Entscheidend ist es immer passende Schuhe und gegebenenfalls Einlagen zu tragen. Dadurch wird verstärkter Druck, der die Hornhautbildung auslöst vermieden. Auch Barfußlaufen und Joggen begünstigen das Entstehen von Hornhaut, weil dabei noch stärkerer Druck auf den Fuß ausgeübt wird.

Kleinere Hornhautareale oder Schwielen verschwinden oft von ganz alleine, wenn die Belastung reduziert wird.

Bimssteine, Hornhautschwämme, Raspeln, Feilen, Hornhauthobel: Das Angebot an Hilfsmitteln, mit denen man der unangenehmen Hornhaut Herr werden kann, ist groß. Aber welches Produkt eignet sich am besten? Viele schwören immer noch auf den guten alten Bimsstein. Es gibt Feilen und Raspeln, die unter Wasser gereinigt werden können, was ein hygienischer Vorteil ist. Sehr gut eignen sich auch elektrische Hornhautfeilen, die inzwischen von vielen Herstellern angeboten werden.

Hornhauthobel sind wegen der Verletzungsgefahr problematisch, für Diabetiker sollten sie absolutes Tabu sein!

Man sollte gerade so viel Hornhaut entfernen, dass die Haut sich weich anfühlt aber auch nicht zu dünn ist. Das erfordert etwas Fingerspitzengefühl.

Entfernen müssen Sie nur die verdickte Hornhaut. Ganz ohne verhornte Haut geht es nicht.
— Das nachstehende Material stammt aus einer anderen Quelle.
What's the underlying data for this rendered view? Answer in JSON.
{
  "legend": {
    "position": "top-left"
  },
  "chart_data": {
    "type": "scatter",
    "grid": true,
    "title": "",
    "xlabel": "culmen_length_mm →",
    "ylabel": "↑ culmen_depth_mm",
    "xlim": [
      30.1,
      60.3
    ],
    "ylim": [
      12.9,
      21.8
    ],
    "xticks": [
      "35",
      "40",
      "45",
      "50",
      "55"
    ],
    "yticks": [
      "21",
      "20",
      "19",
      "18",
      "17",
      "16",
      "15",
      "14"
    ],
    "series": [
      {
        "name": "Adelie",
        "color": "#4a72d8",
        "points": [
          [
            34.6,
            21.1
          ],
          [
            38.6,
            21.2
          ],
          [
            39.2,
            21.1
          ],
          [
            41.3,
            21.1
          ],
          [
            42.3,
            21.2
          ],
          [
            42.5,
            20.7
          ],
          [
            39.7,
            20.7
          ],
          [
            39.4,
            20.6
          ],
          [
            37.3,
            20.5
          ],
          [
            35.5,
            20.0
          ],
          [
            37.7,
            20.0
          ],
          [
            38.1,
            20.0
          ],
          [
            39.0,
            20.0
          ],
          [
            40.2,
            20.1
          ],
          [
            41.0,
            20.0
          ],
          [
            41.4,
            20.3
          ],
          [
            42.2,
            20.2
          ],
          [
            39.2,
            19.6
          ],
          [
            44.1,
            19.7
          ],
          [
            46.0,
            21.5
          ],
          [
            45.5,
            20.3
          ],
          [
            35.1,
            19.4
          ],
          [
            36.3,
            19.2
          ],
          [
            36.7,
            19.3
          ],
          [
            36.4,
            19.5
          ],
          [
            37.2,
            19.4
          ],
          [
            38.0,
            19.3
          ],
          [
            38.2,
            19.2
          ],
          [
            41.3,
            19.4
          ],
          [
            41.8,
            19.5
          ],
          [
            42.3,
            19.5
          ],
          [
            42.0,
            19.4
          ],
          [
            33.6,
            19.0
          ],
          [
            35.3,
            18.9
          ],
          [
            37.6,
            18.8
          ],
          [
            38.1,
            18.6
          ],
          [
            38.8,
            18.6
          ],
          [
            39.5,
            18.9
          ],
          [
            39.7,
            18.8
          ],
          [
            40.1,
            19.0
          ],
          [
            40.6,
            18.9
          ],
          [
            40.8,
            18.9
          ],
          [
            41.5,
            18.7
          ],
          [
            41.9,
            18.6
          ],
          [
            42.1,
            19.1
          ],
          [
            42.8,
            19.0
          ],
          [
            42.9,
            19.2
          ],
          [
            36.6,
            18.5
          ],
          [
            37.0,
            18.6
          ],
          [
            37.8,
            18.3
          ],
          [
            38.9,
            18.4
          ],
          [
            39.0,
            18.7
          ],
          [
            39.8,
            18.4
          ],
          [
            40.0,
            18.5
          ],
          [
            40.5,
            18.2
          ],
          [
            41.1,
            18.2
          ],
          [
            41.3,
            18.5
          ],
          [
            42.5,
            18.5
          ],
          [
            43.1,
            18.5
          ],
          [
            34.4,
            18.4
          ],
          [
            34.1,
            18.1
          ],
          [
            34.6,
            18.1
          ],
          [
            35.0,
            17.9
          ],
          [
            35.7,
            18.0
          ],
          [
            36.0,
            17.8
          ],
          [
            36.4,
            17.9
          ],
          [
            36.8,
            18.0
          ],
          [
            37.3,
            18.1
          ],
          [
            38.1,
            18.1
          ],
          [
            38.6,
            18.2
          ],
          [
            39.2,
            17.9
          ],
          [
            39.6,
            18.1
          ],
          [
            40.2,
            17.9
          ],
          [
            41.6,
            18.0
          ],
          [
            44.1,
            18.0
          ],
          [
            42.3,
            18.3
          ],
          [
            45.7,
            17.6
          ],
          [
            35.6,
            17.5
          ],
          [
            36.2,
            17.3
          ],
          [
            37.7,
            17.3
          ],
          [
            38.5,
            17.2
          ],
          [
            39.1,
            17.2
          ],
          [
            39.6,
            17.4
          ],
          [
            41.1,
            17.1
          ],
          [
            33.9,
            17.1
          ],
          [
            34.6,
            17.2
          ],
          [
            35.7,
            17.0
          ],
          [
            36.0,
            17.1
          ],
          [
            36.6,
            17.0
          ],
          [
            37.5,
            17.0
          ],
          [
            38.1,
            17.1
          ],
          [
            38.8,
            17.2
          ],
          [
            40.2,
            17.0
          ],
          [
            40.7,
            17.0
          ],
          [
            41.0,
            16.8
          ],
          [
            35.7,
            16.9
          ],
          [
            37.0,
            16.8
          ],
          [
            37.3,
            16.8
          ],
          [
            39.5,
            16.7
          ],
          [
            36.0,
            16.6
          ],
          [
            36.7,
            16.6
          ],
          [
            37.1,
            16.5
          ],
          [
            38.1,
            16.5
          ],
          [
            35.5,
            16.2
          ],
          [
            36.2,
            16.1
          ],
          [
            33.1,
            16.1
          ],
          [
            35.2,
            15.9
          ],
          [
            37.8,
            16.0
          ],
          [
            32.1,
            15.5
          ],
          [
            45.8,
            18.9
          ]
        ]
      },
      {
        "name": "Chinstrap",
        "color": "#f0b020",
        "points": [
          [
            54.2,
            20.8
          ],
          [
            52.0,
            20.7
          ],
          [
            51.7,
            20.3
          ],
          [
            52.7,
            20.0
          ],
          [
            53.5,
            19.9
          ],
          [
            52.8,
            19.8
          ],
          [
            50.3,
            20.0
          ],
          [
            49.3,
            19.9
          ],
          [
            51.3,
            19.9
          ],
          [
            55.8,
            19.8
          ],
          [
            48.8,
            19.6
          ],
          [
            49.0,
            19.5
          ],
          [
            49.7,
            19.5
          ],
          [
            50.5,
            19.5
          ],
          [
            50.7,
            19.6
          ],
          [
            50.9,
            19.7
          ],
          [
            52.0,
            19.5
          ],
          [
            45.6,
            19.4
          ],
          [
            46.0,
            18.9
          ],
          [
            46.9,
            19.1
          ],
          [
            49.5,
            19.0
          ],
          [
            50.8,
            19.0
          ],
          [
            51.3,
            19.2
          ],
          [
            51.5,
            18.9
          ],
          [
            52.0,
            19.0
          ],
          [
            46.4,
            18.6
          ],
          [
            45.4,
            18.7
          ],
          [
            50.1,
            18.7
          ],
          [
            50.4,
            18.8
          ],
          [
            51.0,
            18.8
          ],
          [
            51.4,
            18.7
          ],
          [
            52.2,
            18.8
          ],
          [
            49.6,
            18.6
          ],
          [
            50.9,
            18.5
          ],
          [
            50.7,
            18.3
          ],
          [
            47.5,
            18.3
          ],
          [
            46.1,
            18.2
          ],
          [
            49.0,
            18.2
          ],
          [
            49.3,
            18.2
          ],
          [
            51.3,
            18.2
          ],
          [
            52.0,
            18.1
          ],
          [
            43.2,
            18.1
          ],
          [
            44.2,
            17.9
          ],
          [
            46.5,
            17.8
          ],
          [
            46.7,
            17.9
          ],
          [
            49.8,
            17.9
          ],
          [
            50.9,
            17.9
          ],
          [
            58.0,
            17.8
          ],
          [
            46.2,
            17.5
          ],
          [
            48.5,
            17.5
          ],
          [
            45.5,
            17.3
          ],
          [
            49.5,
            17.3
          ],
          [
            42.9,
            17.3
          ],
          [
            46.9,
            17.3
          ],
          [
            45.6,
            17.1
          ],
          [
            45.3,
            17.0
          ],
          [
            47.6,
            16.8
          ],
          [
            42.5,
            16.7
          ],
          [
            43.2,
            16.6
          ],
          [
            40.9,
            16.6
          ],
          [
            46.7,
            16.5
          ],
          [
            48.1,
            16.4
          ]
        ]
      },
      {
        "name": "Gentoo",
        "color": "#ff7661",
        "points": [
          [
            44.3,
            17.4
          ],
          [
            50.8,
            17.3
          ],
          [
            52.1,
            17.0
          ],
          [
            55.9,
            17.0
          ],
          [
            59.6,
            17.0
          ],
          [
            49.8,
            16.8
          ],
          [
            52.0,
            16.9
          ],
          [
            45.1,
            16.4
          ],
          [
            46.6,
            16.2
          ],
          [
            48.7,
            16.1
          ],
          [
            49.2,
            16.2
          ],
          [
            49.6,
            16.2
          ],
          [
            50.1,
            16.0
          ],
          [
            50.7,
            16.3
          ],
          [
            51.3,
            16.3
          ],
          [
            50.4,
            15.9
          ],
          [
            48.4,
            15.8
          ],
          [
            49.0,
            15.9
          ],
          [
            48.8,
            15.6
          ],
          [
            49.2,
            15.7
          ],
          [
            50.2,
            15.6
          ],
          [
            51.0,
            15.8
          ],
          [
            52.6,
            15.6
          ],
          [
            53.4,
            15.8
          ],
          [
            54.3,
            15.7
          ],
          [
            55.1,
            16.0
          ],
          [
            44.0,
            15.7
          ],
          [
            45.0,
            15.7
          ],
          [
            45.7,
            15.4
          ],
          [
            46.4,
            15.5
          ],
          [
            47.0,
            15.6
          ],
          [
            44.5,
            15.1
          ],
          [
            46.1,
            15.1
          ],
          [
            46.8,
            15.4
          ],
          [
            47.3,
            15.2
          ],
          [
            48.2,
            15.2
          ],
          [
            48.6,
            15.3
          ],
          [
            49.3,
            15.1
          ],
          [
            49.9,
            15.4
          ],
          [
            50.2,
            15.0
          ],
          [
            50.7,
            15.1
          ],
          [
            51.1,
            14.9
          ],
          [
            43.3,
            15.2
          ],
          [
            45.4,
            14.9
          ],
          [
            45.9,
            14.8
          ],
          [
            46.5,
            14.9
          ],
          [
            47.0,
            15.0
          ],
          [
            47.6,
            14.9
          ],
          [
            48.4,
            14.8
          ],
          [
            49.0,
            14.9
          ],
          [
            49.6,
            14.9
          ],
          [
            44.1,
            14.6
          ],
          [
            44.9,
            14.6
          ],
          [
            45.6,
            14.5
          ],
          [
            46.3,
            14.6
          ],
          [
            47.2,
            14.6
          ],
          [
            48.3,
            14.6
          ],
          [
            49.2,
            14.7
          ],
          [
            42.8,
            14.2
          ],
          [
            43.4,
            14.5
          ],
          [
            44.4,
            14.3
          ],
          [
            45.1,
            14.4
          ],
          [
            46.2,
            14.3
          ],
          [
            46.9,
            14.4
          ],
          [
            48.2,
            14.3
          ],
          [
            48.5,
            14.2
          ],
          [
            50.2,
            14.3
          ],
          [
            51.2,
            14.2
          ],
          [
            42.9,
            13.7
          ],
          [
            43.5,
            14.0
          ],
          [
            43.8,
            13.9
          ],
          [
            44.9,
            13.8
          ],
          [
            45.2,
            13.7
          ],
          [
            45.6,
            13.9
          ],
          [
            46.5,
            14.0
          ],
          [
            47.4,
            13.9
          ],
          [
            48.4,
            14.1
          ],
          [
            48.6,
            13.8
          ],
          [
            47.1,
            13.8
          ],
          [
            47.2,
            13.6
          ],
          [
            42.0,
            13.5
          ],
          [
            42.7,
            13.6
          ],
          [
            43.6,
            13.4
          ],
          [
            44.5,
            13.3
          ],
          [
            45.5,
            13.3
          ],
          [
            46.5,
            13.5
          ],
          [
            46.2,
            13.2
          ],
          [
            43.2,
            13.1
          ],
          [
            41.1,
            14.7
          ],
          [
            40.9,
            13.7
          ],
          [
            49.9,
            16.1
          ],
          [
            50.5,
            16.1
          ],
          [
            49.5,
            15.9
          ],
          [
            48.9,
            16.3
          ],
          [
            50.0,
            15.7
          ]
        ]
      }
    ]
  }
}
Eine leichte Hornhaut brauchen unsere Füße als natürlichen Schutz, um ihren harten Job besser bewältigen zu können.

Mit der richtigen Pflege und dem Tragen von geeigneten Schuhen kann man sich vor Druckstellen schützen und der Neubildung von Hornhaut und Schwielen lange Zeit entgegenwirken.